Rituximab should not replace steroids as the treatment of choice in active moderate-to-severe Graves’ ophthalmopathy, but it can be tried in corticosteroid-resistant cases, although chances of a favourable response appear lower with longer disease duration since it seems that the earlier the rituximab is administered the better are the chances the patient responds. Eventually, the use of rituximab for optic nerve compression is controversial and seems to carry the risk of worsening or cause a de novo onset of CON [66, 69, 80].

On the basis of existing data, each of the following biologic agents: etanercept, adalimumab, tocilizumab and teprotumumab, have shown to be effective in reduction of the inflammatory signs [82] with the possible advantage to prevent relapse of the disease. Teprotumumab seems to be very effective particularly in preventing the severity of disease progression. Infliximab might be preferred in severe TED resistant to steroids and decompression.

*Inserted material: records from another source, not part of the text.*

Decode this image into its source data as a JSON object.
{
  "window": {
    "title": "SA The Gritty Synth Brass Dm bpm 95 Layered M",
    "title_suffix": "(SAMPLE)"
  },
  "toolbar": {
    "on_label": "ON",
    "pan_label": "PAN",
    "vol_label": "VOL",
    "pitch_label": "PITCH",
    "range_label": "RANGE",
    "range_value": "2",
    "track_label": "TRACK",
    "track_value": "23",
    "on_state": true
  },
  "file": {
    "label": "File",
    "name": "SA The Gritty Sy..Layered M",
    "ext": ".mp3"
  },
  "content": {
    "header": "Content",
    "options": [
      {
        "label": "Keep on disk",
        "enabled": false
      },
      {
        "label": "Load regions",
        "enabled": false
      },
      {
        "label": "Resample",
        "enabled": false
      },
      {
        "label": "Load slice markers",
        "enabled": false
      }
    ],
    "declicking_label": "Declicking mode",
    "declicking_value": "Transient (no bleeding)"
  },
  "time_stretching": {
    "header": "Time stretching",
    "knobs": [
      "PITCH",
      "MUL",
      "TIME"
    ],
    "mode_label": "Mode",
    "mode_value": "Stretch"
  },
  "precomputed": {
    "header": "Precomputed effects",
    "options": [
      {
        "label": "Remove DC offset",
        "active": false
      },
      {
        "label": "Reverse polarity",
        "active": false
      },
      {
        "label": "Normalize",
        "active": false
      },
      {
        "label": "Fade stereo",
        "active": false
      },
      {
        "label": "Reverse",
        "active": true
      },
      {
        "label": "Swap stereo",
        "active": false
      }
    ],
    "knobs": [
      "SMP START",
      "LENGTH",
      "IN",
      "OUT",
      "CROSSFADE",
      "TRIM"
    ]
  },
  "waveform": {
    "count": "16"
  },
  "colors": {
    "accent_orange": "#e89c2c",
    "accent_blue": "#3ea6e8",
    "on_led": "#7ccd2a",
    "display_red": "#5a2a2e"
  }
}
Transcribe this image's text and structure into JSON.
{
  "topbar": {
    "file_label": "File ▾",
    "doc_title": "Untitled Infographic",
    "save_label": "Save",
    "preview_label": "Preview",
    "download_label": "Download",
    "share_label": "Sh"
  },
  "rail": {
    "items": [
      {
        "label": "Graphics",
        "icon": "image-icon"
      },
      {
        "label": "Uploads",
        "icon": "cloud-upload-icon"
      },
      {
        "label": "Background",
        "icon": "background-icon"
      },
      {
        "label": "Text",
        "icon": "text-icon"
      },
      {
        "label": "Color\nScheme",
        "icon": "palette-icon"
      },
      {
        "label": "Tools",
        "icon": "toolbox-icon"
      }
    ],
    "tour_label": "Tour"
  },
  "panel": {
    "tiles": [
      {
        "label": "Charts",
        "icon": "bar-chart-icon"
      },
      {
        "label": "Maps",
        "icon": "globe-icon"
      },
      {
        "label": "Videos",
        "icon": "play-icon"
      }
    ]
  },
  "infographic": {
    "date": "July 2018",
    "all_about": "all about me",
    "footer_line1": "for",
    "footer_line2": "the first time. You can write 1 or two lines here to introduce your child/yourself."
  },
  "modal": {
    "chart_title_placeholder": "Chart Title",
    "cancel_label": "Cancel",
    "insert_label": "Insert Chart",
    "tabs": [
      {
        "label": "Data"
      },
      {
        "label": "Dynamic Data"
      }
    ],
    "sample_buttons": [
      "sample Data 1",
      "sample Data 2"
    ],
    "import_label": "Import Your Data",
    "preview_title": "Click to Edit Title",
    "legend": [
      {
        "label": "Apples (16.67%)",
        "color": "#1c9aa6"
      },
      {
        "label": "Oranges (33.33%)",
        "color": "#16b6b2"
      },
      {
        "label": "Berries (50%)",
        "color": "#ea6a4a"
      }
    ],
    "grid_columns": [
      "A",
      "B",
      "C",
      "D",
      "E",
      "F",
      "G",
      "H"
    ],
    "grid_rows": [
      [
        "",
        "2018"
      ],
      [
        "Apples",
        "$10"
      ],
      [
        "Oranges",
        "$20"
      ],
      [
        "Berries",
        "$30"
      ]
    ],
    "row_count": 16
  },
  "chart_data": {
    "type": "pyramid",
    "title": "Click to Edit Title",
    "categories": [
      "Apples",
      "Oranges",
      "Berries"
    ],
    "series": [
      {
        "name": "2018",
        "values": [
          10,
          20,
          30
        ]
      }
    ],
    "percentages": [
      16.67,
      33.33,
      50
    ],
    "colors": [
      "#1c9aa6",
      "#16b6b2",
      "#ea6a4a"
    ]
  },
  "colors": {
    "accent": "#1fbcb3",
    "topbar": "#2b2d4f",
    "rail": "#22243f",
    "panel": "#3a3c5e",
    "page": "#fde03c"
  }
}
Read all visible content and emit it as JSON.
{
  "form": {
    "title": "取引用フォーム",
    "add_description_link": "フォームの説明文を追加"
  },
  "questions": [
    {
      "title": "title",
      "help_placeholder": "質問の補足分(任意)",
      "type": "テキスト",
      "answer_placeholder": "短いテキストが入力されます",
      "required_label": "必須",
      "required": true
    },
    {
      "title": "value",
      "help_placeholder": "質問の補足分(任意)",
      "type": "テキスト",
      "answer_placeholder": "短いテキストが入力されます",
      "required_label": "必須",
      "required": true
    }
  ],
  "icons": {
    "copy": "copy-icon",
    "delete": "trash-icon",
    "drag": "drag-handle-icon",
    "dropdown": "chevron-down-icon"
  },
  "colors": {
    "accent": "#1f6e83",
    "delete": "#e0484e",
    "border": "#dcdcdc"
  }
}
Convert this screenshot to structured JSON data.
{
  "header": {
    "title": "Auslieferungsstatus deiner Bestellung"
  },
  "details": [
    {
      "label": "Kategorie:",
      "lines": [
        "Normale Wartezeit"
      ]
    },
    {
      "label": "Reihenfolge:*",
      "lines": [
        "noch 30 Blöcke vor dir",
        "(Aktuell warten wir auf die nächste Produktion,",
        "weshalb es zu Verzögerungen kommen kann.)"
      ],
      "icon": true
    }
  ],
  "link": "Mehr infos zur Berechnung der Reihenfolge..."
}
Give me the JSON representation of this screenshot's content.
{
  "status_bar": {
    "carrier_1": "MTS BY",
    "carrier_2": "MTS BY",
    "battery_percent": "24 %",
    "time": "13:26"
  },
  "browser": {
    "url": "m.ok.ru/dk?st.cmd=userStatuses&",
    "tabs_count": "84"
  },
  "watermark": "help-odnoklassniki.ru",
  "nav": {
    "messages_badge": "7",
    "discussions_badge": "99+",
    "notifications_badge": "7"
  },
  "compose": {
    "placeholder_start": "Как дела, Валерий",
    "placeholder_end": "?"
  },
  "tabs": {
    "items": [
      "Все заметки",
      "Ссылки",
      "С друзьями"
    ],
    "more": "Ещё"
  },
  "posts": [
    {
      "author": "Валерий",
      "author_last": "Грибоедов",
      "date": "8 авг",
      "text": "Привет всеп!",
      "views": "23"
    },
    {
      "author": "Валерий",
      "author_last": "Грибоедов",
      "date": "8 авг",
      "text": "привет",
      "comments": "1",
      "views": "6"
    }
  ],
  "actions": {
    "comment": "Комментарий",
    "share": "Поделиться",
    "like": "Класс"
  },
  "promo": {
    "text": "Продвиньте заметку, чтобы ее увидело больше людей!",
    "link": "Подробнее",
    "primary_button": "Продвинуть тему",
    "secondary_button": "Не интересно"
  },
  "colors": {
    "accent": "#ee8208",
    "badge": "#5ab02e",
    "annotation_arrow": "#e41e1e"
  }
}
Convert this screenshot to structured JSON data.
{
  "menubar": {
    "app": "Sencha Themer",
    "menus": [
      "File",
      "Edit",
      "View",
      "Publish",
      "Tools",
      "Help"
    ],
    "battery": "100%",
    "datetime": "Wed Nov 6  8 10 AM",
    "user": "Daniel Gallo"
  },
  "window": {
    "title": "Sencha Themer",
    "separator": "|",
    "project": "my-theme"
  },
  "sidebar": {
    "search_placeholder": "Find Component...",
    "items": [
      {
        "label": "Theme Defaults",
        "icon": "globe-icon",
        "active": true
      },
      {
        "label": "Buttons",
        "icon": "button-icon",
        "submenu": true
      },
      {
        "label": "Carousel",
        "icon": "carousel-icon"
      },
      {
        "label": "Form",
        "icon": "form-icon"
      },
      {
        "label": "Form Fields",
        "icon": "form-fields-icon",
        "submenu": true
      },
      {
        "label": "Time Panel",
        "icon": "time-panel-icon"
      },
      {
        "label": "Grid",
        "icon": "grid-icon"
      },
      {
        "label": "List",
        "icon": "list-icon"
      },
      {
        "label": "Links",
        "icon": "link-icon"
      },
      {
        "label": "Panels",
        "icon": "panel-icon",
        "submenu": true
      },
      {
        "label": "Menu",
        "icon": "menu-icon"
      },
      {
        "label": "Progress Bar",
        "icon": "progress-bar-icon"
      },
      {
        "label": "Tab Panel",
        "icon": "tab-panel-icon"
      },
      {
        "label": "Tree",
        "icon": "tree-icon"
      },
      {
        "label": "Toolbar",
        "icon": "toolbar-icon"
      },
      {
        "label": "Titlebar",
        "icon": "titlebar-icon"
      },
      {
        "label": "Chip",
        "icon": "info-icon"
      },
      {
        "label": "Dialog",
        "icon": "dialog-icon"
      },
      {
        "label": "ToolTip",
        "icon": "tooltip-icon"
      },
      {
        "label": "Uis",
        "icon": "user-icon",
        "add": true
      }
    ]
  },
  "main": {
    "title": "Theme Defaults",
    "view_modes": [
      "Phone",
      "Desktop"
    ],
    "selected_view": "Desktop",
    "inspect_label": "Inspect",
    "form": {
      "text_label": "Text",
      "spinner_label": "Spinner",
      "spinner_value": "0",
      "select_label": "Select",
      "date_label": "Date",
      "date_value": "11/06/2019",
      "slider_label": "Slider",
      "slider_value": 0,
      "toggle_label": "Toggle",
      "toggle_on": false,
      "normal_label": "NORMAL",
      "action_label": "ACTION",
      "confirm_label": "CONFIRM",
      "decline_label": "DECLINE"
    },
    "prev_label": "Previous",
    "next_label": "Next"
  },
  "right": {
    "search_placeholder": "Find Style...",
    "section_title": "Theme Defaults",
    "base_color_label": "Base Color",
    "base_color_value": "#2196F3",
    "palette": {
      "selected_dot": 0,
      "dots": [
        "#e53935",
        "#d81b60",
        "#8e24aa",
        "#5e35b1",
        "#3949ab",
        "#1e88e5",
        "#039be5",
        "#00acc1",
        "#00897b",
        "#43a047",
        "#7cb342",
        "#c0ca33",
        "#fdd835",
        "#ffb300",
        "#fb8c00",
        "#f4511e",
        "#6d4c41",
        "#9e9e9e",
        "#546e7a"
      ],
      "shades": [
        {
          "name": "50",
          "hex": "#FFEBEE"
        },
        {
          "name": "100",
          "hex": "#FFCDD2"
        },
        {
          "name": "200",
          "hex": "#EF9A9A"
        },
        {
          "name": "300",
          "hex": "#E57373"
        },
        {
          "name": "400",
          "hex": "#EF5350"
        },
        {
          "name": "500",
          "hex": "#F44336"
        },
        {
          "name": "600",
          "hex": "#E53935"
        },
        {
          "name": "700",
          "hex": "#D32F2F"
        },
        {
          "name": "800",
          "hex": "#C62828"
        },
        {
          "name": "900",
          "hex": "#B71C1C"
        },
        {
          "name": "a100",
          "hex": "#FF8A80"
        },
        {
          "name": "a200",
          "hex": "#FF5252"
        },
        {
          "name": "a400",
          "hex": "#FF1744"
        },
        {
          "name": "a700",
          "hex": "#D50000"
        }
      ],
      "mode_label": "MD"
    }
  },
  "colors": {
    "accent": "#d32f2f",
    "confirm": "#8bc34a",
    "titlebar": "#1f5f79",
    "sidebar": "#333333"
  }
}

Summarising all the above-mentioned medications, which can be divided in nonspecific immunosuppressant, such as methotrexate and mycophenolate and the more recent biological agents, can be used as a second line therapy. These alternative therapies may be particularly effective in conditions: steroid side effects, steroid resistance or dependence or, eventually, during disease flare ups or late reactivation. In this latter case it is important to avoid an excess cumulative dose of steroids, which may lead to severe adverse effects. Cyclosporine and azathioprine can be used in combination as first line treatment. The actual incidence of adverse effects, particularly for the new immunosuppressant agents, has not been fully assessed yet, therefore further study is necessary to better address the risk/benefit ratio.